自民党の高市早苗総裁はさっそく党役員人事に着手、幹事長に鈴木俊一総務会長の名前が取りざたされている。〝キングメーカー〟麻生太郎元首相も副総裁となりそうだ。初の女性首相となれば自民党に勢いが出ることが予想されるが、野党関係者は「小泉進次郎氏よりもやりやすい」とほくそ笑む。高市氏の前にはイバラの道が待っていそうだが、乗り越えられるか。
3度目の挑戦で総裁のイスを勝ち取った高市氏。周辺議員は「本人は何も言わないけど、3度目に負けたら後はないという気持ちだったと思う」と背水の陣だったと明かした。
高市氏を支えたのは、党内でも保守派の議員たちと旧安倍派の面々。総裁選の決選投票では麻生氏の策略で、麻生派だけでなく茂木敏充前幹事長の陣営と小林鷹之元経済安保相の陣営がついた。
すでに人事に着手している高市氏だが、総裁選で戦った小林氏、茂木氏、林芳正官房長官、小泉氏の処遇が問題となる。また、配慮の欠かせない麻生氏とは5日に党本部で会談している。
そして、裏金疑惑のあった議員らの登用に注目が集まっている。高市氏は就任会見で裏金疑惑のあった議員の要職起用に前向きな考えを示していた。過去に処分が行われていることから「有権者の皆さまに説明を尽くされて『国会で頑張ってこい』と議席を得られた方々に再処分は考えてない。国民の代表として送り出された方々なので人事に影響はございません。しっかりと働いてもらう」と積極的な意向を示していた。
法的な問題も終わり、選挙というみそぎが済んだから問題ナシというが、国民の理解を得るのはそう簡単ではない。小泉氏に投票したある自民党議員は「私は新体制になってもけじめは必要だと思います。それがないと国民が納得しない。頭が代わっても中身はまた引きずっていると見られたら、党の信頼回復は難しい。不記載議員は次の選挙まで自ら蟄居(ちっきょ)する、下積み生活すると宣言した方が国民は納得すると思う」と、人事面で〝一回休み〟にした方がいいと話した。

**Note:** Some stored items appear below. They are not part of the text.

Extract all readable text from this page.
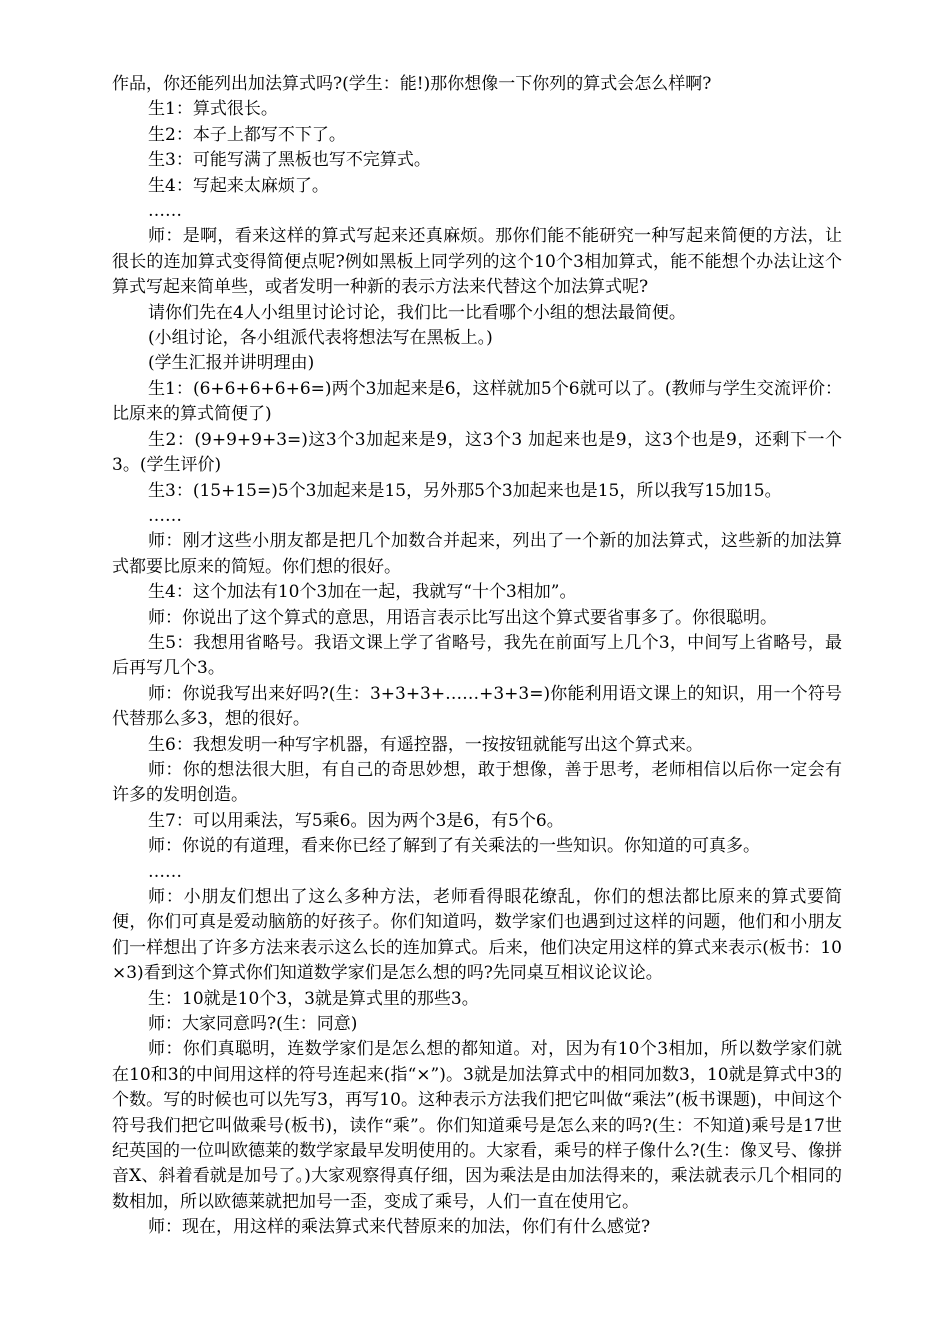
作品，你还能列出加法算式吗?(学生：能!)那你想像一下你列的算式会怎么样啊?

生1：算式很长。

生2：本子上都写不下了。

生3：可能写满了黑板也写不完算式。

生4：写起来太麻烦了。

……

师：是啊，看来这样的算式写起来还真麻烦。那你们能不能研究一种写起来简便的方法，让很长的连加算式变得简便点呢?例如黑板上同学列的这个10个3相加算式，能不能想个办法让这个算式写起来简单些，或者发明一种新的表示方法来代替这个加法算式呢?

请你们先在4人小组里讨论讨论，我们比一比看哪个小组的想法最简便。

(小组讨论，各小组派代表将想法写在黑板上。)

(学生汇报并讲明理由)

生1：(6+6+6+6+6=)两个3加起来是6，这样就加5个6就可以了。(教师与学生交流评价：比原来的算式简便了)

生2：(9+9+9+3=)这3个3加起来是9，这3个3 加起来也是9，这3个也是9，还剩下一个3。(学生评价)

生3：(15+15=)5个3加起来是15，另外那5个3加起来也是15，所以我写15加15。

……

师：刚才这些小朋友都是把几个加数合并起来，列出了一个新的加法算式，这些新的加法算式都要比原来的简短。你们想的很好。

生4：这个加法有10个3加在一起，我就写“十个3相加”。

师：你说出了这个算式的意思，用语言表示比写出这个算式要省事多了。你很聪明。

生5：我想用省略号。我语文课上学了省略号，我先在前面写上几个3，中间写上省略号，最后再写几个3。

师：你说我写出来好吗?(生：3+3+3+……+3+3=)你能利用语文课上的知识，用一个符号代替那么多3，想的很好。

生6：我想发明一种写字机器，有遥控器，一按按钮就能写出这个算式来。

师：你的想法很大胆，有自己的奇思妙想，敢于想像，善于思考，老师相信以后你一定会有许多的发明创造。

生7：可以用乘法，写5乘6。因为两个3是6，有5个6。

师：你说的有道理，看来你已经了解到了有关乘法的一些知识。你知道的可真多。

……

师：小朋友们想出了这么多种方法，老师看得眼花缭乱，你们的想法都比原来的算式要简便，你们可真是爱动脑筋的好孩子。你们知道吗，数学家们也遇到过这样的问题，他们和小朋友们一样想出了许多方法来表示这么长的连加算式。后来，他们决定用这样的算式来表示(板书：10×3)看到这个算式你们知道数学家们是怎么想的吗?先同桌互相议论议论。

生：10就是10个3，3就是算式里的那些3。

师：大家同意吗?(生：同意)

师：你们真聪明，连数学家们是怎么想的都知道。对，因为有10个3相加，所以数学家们就在10和3的中间用这样的符号连起来(指“×”)。3就是加法算式中的相同加数3，10就是算式中3的个数。写的时候也可以先写3，再写10。这种表示方法我们把它叫做“乘法”(板书课题)，中间这个符号我们把它叫做乘号(板书)，读作“乘”。你们知道乘号是怎么来的吗?(生：不知道)乘号是17世纪英国的一位叫欧德莱的数学家最早发明使用的。大家看，乘号的样子像什么?(生：像叉号、像拼音X、斜着看就是加号了。)大家观察得真仔细，因为乘法是由加法得来的，乘法就表示几个相同的数相加，所以欧德莱就把加号一歪，变成了乘号，人们一直在使用它。

师：现在，用这样的乘法算式来代替原来的加法，你们有什么感觉?
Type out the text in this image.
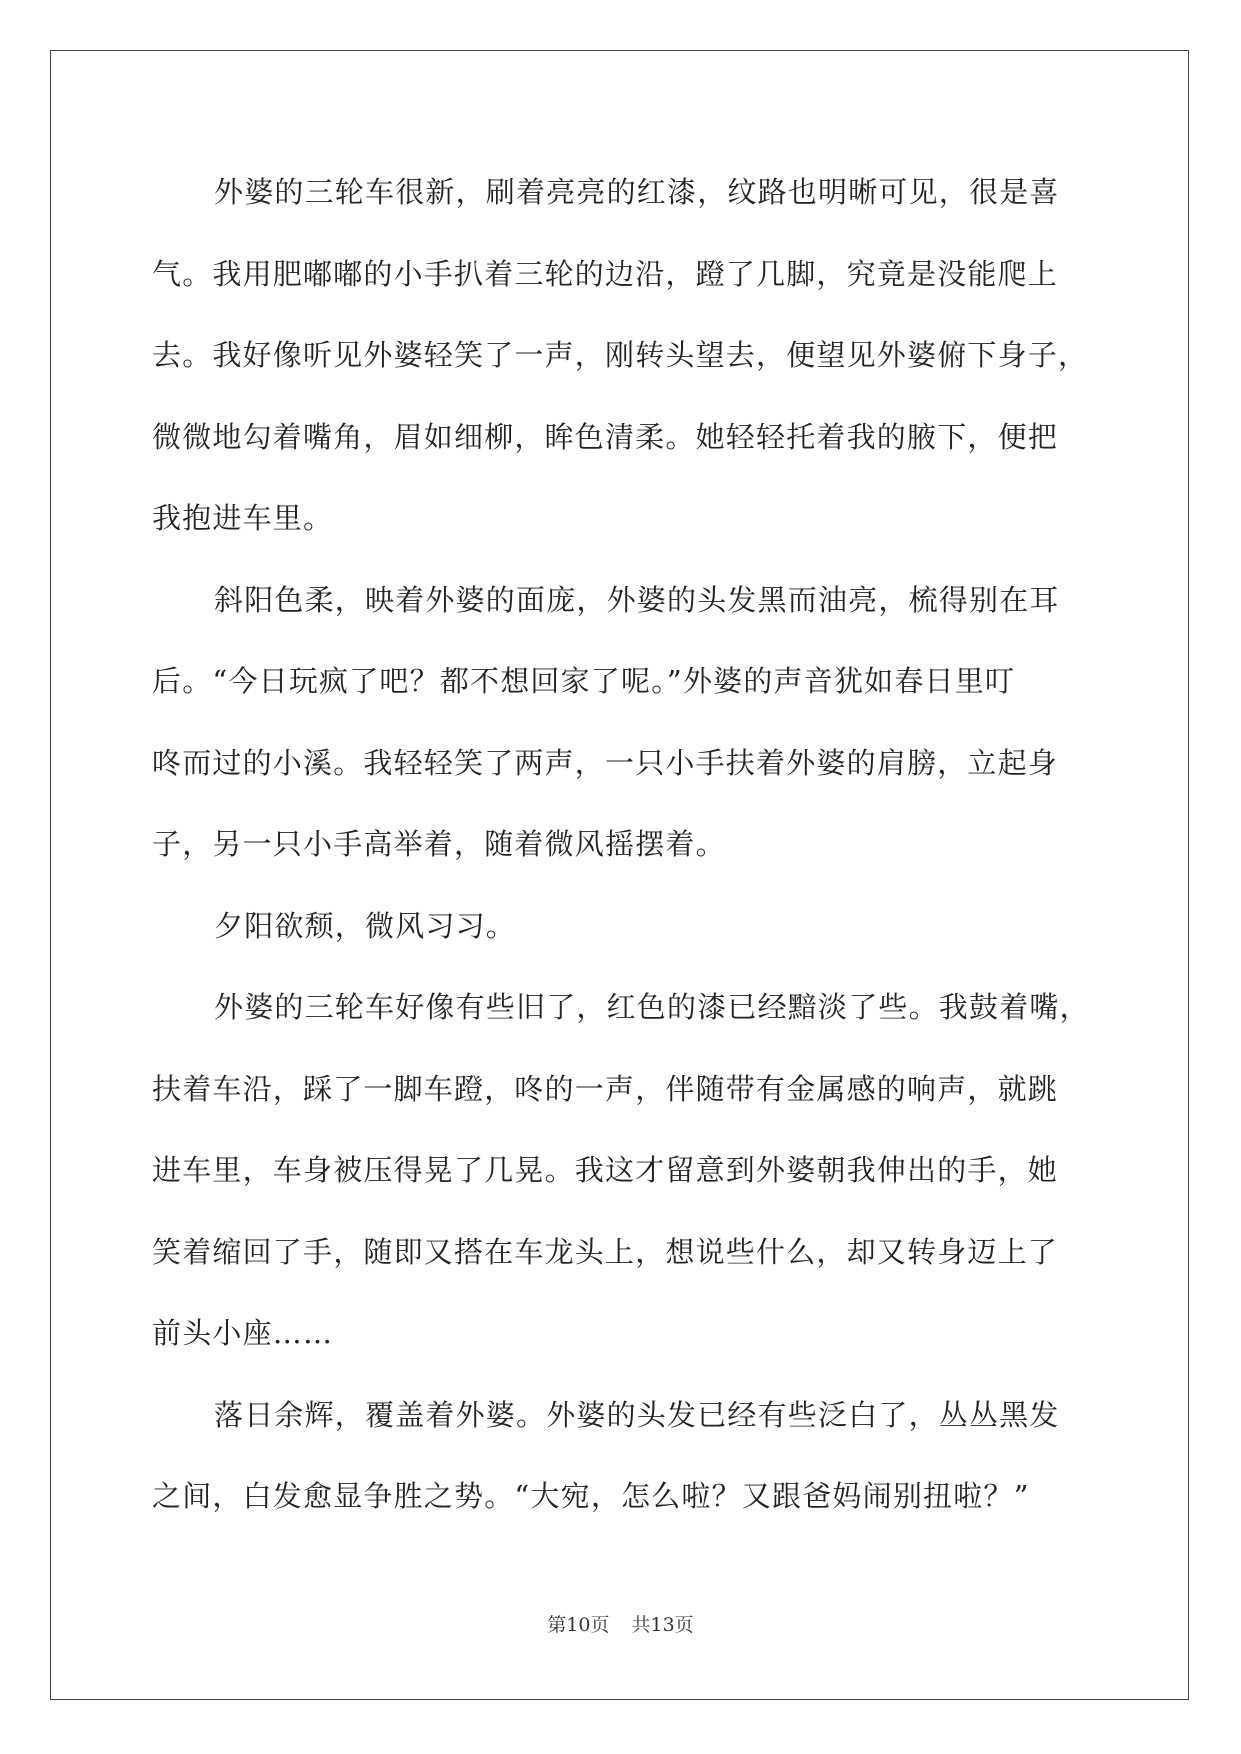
外婆的三轮车很新，刷着亮亮的红漆，纹路也明晰可见，很是喜
气。我用肥嘟嘟的小手扒着三轮的边沿，蹬了几脚，究竟是没能爬上
去。我好像听见外婆轻笑了一声，刚转头望去，便望见外婆俯下身子，
微微地勾着嘴角，眉如细柳，眸色清柔。她轻轻托着我的腋下，便把
我抱进车里。
斜阳色柔，映着外婆的面庞，外婆的头发黑而油亮，梳得别在耳
后。“今日玩疯了吧？都不想回家了呢。”外婆的声音犹如春日里叮
咚而过的小溪。我轻轻笑了两声，一只小手扶着外婆的肩膀，立起身
子，另一只小手高举着，随着微风摇摆着。
夕阳欲颓，微风习习。
外婆的三轮车好像有些旧了，红色的漆已经黯淡了些。我鼓着嘴，
扶着车沿，踩了一脚车蹬，咚的一声，伴随带有金属感的响声，就跳
进车里，车身被压得晃了几晃。我这才留意到外婆朝我伸出的手，她
笑着缩回了手，随即又搭在车龙头上，想说些什么，却又转身迈上了
前头小座……
落日余辉，覆盖着外婆。外婆的头发已经有些泛白了，丛丛黑发
之间，白发愈显争胜之势。“大宛，怎么啦？又跟爸妈闹别扭啦？”
第10页 共13页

野党からは「小泉〝首相〟ならやりやすい」という声が上がっていたが、実は「高市〝首相〟でもやりやすい」という野党関係者もいる。「自民党の解党的出直しで必要なのは、裏金問題への対応でしょう。総裁選中は5人の候補者全員が『裏金問題は終わった』という認識を討論会で示していましたよね。ましてや高市氏には裏金議員の影がチラついている。政治とカネに国民の視線は厳しいですよ」(同)と攻め手は多いとした。
裏金問題が終わったと思い込んでいると、足元をすくわれそうだ。